La misère politique produit parfois des spectacles affligeants. Elle pousse certains à solder leurs convictions comme on liquide un patrimoine devenu encombrant. Les principes s’effacent devant les calculs, les reniements se parent des habits de la réflexion et les contorsions intellectuelles empruntent le langage du droit pour masquer des concessions au pouvoir du moment. L’honneur politique cesse alors d’être un principe pour devenir une monnaie d’échange.
Heureusement, cette dérive n’a pas laissé indifférents tous les responsables de la mouvance présidentielle. Aminata Touré a rappelé aux promoteurs de cette proposition une évidence juridique : la durée du mandat présidentiel figure parmi les clauses intangibles de la Constitution. Elle les a surtout invités à se consacrer à la massification et à l’organisation de leur parti plutôt qu’à rouvrir un débat que le Sénégal a déjà payé au prix fort.
Face à l’article 103, certains pourraient invoquer une nouvelle Constitution. L’argument ne résiste pas davantage à l’analyse. Une Constitution nouvelle répond à une volonté de refondation profonde du pacte politique ; elle ne saurait servir à contourner les interdictions du texte en vigueur. La détourner pour allonger le mandat présidentiel serait une fraude à l’esprit du constitutionnalisme.
Le véritable débat ne consiste donc pas à savoir si cinq ans suffisent pour gouverner. Il consiste à comprendre pourquoi, à peine plus de deux ans après l’alternance de mars 2024, certains responsables ne parlent déjà plus des résultats à produire, des engagements à tenir ou des réformes à accélérer, mais du temps supplémentaire qu’il faudrait accorder au pouvoir.
Les grands bâtisseurs ne réclament pas davantage de temps. Ils démontrent que celui que le peuple leur a confié peut être utilement employé.

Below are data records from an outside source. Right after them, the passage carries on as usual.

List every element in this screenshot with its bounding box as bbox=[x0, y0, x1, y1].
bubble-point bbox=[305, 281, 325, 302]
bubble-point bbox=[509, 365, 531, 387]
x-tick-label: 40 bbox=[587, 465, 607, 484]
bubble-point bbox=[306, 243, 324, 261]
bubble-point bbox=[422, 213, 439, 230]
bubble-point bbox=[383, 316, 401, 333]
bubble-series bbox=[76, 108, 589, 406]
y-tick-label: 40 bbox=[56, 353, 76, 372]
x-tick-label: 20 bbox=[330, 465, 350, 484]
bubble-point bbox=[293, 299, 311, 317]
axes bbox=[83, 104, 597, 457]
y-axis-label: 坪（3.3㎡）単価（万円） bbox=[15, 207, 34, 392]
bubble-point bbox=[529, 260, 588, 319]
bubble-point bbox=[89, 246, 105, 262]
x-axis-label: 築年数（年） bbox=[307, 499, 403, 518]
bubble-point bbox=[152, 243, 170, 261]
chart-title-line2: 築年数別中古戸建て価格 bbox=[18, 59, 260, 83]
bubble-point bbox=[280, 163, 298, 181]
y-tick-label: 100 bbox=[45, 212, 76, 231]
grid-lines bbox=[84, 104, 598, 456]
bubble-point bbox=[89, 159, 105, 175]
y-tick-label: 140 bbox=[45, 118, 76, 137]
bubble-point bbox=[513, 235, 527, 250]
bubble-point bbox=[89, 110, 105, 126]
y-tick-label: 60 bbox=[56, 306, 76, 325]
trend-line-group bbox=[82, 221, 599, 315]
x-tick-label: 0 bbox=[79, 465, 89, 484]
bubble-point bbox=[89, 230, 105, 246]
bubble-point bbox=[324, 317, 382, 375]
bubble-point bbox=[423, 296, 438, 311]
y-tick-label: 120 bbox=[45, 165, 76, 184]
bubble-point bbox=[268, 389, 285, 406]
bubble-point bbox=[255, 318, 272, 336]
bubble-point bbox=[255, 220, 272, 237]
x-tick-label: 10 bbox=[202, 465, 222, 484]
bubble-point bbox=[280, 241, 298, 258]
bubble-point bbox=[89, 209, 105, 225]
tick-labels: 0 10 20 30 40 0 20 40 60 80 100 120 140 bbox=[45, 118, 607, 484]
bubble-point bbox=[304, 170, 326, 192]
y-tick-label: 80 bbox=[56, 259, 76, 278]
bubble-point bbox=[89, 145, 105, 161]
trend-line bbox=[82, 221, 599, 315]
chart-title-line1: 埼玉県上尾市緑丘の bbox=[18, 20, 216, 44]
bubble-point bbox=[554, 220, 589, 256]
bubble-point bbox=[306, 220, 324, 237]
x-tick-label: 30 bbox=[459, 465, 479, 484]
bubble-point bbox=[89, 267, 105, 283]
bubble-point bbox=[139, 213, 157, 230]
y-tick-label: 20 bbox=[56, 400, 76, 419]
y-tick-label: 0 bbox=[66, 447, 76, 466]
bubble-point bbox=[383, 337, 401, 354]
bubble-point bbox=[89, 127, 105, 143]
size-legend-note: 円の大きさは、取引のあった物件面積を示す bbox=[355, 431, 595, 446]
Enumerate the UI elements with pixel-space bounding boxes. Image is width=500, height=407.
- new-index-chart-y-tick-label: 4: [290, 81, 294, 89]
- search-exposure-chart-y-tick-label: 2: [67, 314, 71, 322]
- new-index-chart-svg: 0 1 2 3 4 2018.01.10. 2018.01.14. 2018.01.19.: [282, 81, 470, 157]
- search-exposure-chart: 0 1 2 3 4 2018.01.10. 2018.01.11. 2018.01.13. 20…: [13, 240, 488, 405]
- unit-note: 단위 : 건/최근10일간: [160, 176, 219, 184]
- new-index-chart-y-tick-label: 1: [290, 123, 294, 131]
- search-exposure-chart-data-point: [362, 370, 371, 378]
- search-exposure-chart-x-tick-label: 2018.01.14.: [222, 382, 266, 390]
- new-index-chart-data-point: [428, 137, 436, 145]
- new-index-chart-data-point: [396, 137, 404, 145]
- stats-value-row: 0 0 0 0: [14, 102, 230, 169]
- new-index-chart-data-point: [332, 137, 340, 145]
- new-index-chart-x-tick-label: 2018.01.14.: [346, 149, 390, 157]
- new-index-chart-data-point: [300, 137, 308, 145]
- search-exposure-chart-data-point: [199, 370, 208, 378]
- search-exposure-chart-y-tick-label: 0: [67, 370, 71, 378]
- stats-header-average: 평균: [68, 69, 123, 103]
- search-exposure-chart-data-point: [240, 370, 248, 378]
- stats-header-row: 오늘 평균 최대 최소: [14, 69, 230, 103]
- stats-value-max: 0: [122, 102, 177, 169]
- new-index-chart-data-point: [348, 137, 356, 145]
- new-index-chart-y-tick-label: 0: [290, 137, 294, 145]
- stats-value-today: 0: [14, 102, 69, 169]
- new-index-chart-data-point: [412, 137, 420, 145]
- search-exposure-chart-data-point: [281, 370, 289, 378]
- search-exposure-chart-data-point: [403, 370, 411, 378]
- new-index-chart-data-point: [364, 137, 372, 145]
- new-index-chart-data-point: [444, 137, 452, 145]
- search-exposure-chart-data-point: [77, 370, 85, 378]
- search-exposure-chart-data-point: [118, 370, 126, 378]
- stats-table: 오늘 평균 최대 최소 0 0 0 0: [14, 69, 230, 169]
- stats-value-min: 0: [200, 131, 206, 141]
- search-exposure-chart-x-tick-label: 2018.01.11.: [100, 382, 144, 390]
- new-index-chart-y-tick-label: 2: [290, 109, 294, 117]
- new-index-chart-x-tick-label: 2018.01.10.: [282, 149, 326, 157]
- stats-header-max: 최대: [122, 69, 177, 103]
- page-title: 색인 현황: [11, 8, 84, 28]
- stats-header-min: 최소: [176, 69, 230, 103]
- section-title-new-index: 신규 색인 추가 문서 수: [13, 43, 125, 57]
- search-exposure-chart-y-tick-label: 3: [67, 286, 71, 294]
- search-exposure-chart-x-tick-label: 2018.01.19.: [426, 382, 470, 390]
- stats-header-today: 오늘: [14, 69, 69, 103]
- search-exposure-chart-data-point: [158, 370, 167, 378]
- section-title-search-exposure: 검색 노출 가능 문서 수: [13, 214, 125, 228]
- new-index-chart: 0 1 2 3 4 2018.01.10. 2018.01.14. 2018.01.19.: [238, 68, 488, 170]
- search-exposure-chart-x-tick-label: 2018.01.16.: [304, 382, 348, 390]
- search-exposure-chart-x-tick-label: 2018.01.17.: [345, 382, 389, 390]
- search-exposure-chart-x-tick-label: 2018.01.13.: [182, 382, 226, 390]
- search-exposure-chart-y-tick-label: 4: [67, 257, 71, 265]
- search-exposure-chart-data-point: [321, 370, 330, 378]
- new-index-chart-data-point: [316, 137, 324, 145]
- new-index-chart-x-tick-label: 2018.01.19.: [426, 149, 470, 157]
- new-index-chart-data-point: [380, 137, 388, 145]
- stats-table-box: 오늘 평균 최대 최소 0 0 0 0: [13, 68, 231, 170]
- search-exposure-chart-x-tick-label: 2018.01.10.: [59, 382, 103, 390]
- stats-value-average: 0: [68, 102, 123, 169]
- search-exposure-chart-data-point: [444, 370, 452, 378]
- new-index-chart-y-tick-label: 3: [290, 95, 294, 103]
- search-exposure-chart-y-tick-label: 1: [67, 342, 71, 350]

Les pouvoirs qui commencent à regarder la Constitution comme une contrainte révèlent surtout leur inquiétude quant à leur capacité à convaincre par leurs résultats.
Le mandat présidentiel n’appartient ni au chef de l’État, ni à un parti, ni à quelques porte-voix empressés. Il appartient au peuple sénégalais. La Constitution en fixe la durée et le suffrage en renouvelle, ou non, la légitimité. Aucun responsable politique n’a qualité pour négocier ce qui ne lui appartient pas. Il ne saurait donc être question de sept ans pour satisfaire les convenances du Prince, mais de cinq ans pour le Président, conformément à la Constitution. Car, dans une République, le temps du pouvoir ne se négocie pas au bénéfice de ceux qui l’exercent : il demeure, en dernier ressort, la propriété du peuple.